The display cases of the Museum’s Renaissance Gallery now hold a new group of objects from the 16th and 17th centuries. Six works from the book collection amassed by Calouste Gulbenkian reflect the highly skilled book production taking place at the time.
As the printing press became more established in Europe, bookbinding workshops also became progressively more sophisticated. The strong eastern influence that was seen in books produced in the Republic of Venice was fundamental in the development of the book art of this period. Originating in Italy, as well as in France and Germany, these books constitute a diverse selection, ranging from Books of Hours to the poetry of Petrarch.

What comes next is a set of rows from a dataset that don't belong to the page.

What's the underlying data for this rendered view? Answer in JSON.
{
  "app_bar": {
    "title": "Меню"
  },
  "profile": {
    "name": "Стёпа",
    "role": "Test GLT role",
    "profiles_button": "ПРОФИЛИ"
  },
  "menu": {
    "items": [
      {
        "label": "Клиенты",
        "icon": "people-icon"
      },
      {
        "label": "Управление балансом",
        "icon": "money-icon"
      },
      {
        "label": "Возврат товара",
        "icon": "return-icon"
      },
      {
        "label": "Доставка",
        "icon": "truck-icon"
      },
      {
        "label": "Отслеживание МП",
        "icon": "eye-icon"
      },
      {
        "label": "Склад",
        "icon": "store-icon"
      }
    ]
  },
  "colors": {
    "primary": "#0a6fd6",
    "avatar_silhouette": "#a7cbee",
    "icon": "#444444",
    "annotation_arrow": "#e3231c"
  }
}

The Republic of Venice, along with Florence and Genoa, was also one of the centres where Italian production of precious fabrics achieved unprecedented levels during this period. Due to their complex manufacturing processes, these fabrics became exclusive to a social and religious elite. This is the context in which the two chasubles now on display in the Museum were made. This liturgical accessory was worn only by priests for celebrating the mass and for this reason, it became a luxury item aimed at a niche within the clerical hierarchy. Velvet, a symbol of wealth and power, was one of the preferred fabrics used in its production.
On display, we also find a bas-relief depicting the angel Gabriel at the moment of the Annunciation. The dynamic nature of the figure already heralds the sense of movement that would later become fully established in the Baroque.